Mind you, we’re only scratching the surface here. There are zombie attacks on balls, dinner parties, traveling carriages, even one on Darcy’s Pemberley estate. And every time, either Elizabeth or Darcy is there to swing a Katana sword, fire a pistol, or in the most delicious cases, just start throwing punches. There are multiple mentions of Elizabeth “disregarding modesty” with high kicks to zombie skulls (and in one case, Mr. Darcy’s) and where male bonding is concerned, there is no better activity than an organized zombie hunt, the unmentionables lured into the open by heads of cauliflower placed in fields. (Zombies, apparently, mistake the vegetable for stray human brains.) There are even some violent additions to Wickham’s story and a unique alteration to the plot that prevents Jane and Bingley from marriage.
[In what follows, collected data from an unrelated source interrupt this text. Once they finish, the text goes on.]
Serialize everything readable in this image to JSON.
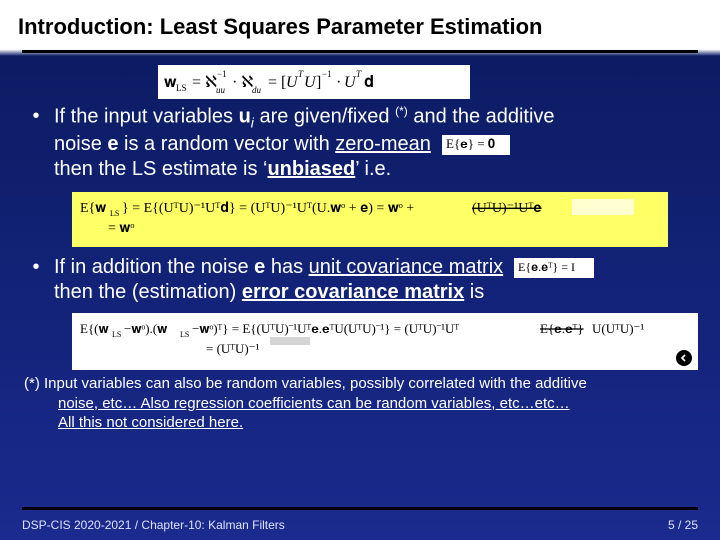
{
  "title": "Introduction: Least Squares Parameter Estimation",
  "bullets": {
    "b1_line1_a": "If the input variables ",
    "b1_line1_b": "u",
    "b1_line1_c": " are given/fixed ",
    "b1_line1_d": "(*)",
    "b1_line1_e": " and the additive",
    "b1_line2_a": "noise ",
    "b1_line2_b": "e",
    "b1_line2_c": "  is a random vector with ",
    "b1_line2_d": "zero-mean",
    "b1_line3_a": "then the LS estimate is ‘",
    "b1_line3_b": "unbiased",
    "b1_line3_c": "’ i.e.",
    "b2_line1_a": "If in addition the noise ",
    "b2_line1_b": "e",
    "b2_line1_c": " has ",
    "b2_line1_d": "unit covariance matrix",
    "b2_line2_a": "then the (estimation) ",
    "b2_line2_b": "error covariance matrix",
    "b2_line2_c": " is"
  },
  "footnote": {
    "line1": "(*) Input variables can also be random variables, possibly correlated with the additive",
    "line2": "noise, etc… Also regression coefficients can be random variables, etc…etc…",
    "line3": "All this not considered here."
  },
  "footer": {
    "left": "DSP-CIS 2020-2021 /  Chapter-10: Kalman Filters",
    "page": "5 / 25"
  },
  "sub_i": "i"
}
All of this without losing a sentence of Austen’s original tone.
And that is perhaps the most refreshing, yet surprising thing about Pride and Prejudice and Zombies. Despite the expansion, it remains solid literature. Granted, there is some innocence lost and much absurdity added, but because Grahame-Smith intended to be as serious as he did ridiculous, all of the additions are written in Austen-esque English, compromising neither style nor structure in the novel’s delivery.
This also means, for those of us who feel a bit guilty when reading any sort of “fluff,” that the book functions as one of the few zombie stories we can read without having to justify it to our literarily critical acquaintances. And while it can never replace the original in high school or college English classes, it will undoubtedly be more appealing to teenage boys who must otherwise be threatened with month-long prohibitions of internet access in order to pick up any novel associated with an academic requirement.
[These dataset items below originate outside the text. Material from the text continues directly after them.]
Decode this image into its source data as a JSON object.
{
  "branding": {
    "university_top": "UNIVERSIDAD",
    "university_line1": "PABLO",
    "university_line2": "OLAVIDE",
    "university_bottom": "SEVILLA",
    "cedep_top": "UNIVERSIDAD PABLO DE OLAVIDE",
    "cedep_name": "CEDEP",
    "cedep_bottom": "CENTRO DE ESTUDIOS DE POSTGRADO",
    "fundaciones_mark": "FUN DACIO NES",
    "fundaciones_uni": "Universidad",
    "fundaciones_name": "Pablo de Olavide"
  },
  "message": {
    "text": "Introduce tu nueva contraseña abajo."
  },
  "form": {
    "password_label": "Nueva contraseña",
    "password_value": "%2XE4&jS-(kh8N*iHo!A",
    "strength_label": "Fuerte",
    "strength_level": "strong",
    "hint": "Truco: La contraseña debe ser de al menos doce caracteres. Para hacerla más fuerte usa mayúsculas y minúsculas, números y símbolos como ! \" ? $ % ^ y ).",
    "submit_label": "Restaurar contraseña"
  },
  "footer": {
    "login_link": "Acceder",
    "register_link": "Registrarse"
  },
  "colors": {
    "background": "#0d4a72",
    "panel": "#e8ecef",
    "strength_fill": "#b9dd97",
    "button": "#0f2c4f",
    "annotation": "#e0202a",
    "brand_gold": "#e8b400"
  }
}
Much as the characters in the original Pride and Prejudice cannot be taken too seriously – indeed, that is their common downfall in the first place – Pride and Prejudice and Zombies ought to be taken with an equal grain of salt. To take some of the most eccentric characters in classic English fiction and give them something even more ridiculous than themselves to dabble in cannot be construed as an honest attempt to achieve weighty or sincere literature. It can, however, be seen as a light-hearted way to revive and reconnect with a work which, though it will never die, may grow stale from time to time.
While there will forever be critics who disagree, there is very much a place for such well-constructed literary blasphemy as Grahame-Smith has committed and we all might benefit from thus opening our minds to the carnage and hilarity delivered herein. That is, unless you’re the sort of person who prefers eating brains to embracing their more conventional uses. But then I like to think that even zombies have something akin to a sense of humor.